Oregon legislators are wrongly dealing the state and its citizens a huge blow by moving this week to dramatically and permanently increase taxes on businesses and higher-income Oregonians.

For a state that remains in economic crisis, permanently raising these taxes will create ongoing negative consequences for Oregon's economy. These increases - as much as 30 percent on corporate income and about 20 percent on top wage earners - will force businesses to close, scale down or move away, inevitably reducing employment and income.

The House of Representatives voted to approve the tax measures on Tuesday in an effort to raise new money to offset state revenues decimated by the recession.

It's expected that the Oregon Senate will follow suit late Wednesday - but Portland area senators, including Ginny Burdick, Richard Devlin, Laurie Monnes Anderson, Jackie Dingfelder, Rod Monroe and Diane Rosenbaum, should slow this process and instead support better alternatives that exist.

Make no mistake, Oregon has revenue problems made worse by the recession. Those shortfalls, if not softened with new revenue, will result in unacceptable cuts to agencies, higher education, community colleges and public schools.

But the Legislature has a much better option than raising taxes. We strongly support temporary tax increases on higher-income Oregonians and business to deal with the immediate - but short-term - issues brought on by the recession.

Increase will be self-defeating

But even our support for temporary tax increases comes with a huge caveat. We think those increases should be accompanied by actual cuts to state agencies, and not just symbolic legislative reductions in what those agencies originally proposed to spend.

It's only fair. Individuals, families and businesses throughout Oregon and across the United States have cut back. Now, it's state government's turn to reduce the overall scale of its operations and expenditures.

Unless this state slows spending growth, Oregon's expenditures will continue to outstrip its general fund and lottery revenues until at least 2021 - well after the recession is a memory, according to the independent economic consulting firm ECONorthwest.

Yet, Oregon's financial problems are simply not just about revenue. State health plan expenses for an expanding number of elderly and financially indigent citizens are rising beyond control.

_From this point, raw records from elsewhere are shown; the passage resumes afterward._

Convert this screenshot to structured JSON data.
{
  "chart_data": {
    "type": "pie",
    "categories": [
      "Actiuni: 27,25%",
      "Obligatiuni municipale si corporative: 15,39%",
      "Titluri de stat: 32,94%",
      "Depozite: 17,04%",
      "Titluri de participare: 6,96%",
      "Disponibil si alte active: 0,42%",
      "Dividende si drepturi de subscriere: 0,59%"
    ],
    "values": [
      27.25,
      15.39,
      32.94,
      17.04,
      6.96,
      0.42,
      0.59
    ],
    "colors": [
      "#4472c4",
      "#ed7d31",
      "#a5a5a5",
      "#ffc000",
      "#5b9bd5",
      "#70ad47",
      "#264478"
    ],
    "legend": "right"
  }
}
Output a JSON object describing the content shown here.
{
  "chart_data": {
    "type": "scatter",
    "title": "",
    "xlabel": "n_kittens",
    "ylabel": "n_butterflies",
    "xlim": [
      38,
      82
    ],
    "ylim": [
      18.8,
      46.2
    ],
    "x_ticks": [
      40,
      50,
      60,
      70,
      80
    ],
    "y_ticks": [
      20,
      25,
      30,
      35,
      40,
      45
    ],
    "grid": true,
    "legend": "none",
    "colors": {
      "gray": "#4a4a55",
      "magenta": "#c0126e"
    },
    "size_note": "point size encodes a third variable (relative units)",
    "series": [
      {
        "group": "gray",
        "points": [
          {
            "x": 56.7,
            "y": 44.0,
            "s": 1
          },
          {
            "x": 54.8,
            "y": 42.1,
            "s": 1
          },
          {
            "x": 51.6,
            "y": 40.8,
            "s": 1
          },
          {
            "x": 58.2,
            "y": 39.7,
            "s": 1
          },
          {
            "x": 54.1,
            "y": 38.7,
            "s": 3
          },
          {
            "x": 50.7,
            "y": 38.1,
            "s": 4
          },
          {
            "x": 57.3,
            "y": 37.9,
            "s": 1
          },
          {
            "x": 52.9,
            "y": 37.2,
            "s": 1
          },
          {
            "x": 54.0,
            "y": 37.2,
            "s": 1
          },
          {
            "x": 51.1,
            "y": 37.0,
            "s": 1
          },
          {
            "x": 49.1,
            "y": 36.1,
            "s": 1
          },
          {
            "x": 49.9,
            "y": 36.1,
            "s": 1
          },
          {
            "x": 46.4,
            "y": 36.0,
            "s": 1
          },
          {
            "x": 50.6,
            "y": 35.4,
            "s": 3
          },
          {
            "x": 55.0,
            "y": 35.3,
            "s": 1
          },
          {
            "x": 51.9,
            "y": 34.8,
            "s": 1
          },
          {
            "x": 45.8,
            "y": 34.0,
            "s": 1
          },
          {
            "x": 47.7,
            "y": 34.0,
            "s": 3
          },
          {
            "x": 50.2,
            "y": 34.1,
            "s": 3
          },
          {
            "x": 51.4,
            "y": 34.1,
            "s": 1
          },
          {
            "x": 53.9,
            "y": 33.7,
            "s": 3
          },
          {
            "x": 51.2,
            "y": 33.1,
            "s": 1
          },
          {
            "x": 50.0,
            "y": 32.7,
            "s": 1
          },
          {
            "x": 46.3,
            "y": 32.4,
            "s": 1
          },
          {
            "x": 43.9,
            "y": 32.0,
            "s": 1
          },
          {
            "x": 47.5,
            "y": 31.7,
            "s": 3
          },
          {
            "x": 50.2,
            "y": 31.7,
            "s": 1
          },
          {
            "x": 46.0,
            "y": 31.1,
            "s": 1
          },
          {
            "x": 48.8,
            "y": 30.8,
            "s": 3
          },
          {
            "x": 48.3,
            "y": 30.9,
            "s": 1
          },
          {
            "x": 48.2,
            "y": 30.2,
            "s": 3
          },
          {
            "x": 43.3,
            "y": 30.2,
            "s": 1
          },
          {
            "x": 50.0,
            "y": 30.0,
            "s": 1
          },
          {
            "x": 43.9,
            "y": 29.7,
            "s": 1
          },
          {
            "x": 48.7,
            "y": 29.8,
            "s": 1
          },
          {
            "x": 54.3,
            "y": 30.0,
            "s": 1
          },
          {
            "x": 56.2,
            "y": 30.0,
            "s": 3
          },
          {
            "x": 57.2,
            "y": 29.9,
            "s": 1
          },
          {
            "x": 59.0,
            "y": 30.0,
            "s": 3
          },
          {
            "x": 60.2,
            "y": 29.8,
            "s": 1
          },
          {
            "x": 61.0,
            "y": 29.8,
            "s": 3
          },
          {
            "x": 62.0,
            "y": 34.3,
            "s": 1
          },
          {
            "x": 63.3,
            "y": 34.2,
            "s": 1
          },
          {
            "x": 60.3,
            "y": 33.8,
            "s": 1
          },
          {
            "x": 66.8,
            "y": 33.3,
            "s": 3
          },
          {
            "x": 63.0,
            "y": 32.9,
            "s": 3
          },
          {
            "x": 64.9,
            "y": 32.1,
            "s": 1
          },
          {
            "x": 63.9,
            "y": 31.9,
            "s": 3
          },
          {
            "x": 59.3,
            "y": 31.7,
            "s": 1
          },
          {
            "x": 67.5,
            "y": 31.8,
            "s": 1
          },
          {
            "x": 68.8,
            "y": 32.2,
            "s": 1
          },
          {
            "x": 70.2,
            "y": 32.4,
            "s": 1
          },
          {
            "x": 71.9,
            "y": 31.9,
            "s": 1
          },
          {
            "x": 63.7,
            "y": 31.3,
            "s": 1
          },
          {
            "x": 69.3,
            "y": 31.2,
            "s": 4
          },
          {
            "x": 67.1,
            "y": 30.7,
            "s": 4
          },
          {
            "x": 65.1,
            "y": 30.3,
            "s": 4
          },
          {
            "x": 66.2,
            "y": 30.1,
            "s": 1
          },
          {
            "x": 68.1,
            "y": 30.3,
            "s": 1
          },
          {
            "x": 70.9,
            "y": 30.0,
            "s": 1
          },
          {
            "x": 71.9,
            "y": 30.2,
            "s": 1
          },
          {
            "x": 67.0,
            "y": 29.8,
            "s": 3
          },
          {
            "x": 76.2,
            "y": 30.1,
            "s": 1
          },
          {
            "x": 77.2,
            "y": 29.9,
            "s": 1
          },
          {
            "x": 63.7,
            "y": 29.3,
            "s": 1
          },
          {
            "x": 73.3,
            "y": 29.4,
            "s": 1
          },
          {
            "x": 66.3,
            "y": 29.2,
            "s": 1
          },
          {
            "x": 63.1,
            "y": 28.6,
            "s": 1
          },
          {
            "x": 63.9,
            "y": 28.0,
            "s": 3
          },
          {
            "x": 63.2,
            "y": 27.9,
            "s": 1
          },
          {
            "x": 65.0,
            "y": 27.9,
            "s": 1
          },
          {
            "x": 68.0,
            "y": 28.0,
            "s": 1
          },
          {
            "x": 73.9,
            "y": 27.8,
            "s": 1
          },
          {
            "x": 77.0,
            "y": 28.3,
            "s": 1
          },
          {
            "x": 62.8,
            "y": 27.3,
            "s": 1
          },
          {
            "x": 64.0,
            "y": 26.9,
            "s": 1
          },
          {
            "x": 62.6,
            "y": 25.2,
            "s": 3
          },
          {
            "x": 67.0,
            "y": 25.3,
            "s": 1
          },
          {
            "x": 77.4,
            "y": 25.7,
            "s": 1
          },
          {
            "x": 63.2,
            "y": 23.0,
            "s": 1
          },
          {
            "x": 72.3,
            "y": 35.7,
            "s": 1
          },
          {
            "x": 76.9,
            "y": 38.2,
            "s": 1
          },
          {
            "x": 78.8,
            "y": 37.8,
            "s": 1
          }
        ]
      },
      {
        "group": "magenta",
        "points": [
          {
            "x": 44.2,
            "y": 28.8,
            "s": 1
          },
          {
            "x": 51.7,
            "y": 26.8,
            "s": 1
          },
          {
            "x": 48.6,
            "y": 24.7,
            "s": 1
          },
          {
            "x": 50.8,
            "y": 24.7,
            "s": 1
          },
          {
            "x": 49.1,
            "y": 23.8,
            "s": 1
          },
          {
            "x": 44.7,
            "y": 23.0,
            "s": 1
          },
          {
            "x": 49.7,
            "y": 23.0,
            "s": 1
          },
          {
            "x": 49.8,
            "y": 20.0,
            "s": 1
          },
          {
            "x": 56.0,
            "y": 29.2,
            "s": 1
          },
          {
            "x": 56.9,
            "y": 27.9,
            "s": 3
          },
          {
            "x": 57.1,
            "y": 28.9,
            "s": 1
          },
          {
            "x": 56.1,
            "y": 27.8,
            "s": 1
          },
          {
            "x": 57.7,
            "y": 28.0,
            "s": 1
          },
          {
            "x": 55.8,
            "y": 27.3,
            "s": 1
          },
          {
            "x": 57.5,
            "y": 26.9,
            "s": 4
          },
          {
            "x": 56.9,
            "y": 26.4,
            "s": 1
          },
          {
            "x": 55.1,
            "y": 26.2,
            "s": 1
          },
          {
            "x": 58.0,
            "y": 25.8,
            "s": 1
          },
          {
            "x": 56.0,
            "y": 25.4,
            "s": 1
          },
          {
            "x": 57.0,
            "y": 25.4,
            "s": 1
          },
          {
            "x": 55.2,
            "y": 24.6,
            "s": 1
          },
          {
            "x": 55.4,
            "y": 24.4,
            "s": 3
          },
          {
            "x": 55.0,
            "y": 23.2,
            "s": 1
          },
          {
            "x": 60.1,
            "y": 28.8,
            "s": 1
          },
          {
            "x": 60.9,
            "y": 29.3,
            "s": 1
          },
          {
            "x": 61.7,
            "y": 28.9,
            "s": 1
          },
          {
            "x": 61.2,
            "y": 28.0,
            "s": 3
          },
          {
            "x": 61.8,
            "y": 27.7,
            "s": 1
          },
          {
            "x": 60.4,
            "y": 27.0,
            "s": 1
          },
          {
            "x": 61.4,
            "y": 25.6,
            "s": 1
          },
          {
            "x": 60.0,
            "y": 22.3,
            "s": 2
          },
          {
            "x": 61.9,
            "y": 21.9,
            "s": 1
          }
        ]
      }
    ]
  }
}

Health care costs for state and other public agency employees are also advancing greatly. The bill for the state's constitutionally required prison programs is financially staggering. The cumulative impact is a budget in the red.

Some state legislators think the solution is to raise more revenue. They are sincere, but wrong. In the short-term, that can help, but in the long-term, permanent and large increases in personal and business income taxes will be utterly self-defeating. Oregon's system of raising revenue is dependent upon people's incomes - and a permanent increase in business taxes will discourage individuals and companies from creating the very jobs and income that sustain public services in this state.

This already is the case in the Portland area, where economists report that state income, capital gains and local tax policy drove more than $1.3 billion into the state of Washington from 1992 to 2006.

Seek temporary alternatives

Oregon legislators - and the governor - should not permanently punish citizens based upon what they earn. Rather, they should make these tax increases temporary. They should work with business, civic and employee groups to convince Oregonians that the state's personal income tax kicker needs to be repealed. They should require government to reduce its scale of operations and cut actual spending.

They should convince Oregonians to require that any ballot measure they pass can be implemented only if it is able to be financially supported on a pay-as-you-go basis. They should support federal efforts to reform health care expenditures.

The last thing the governor and the Legislature should do is adopt tax policies that stifle Oregon's economy and likely set the stage for tax-referral ballot campaigns this fall that will pit businesses against state employees and public unions.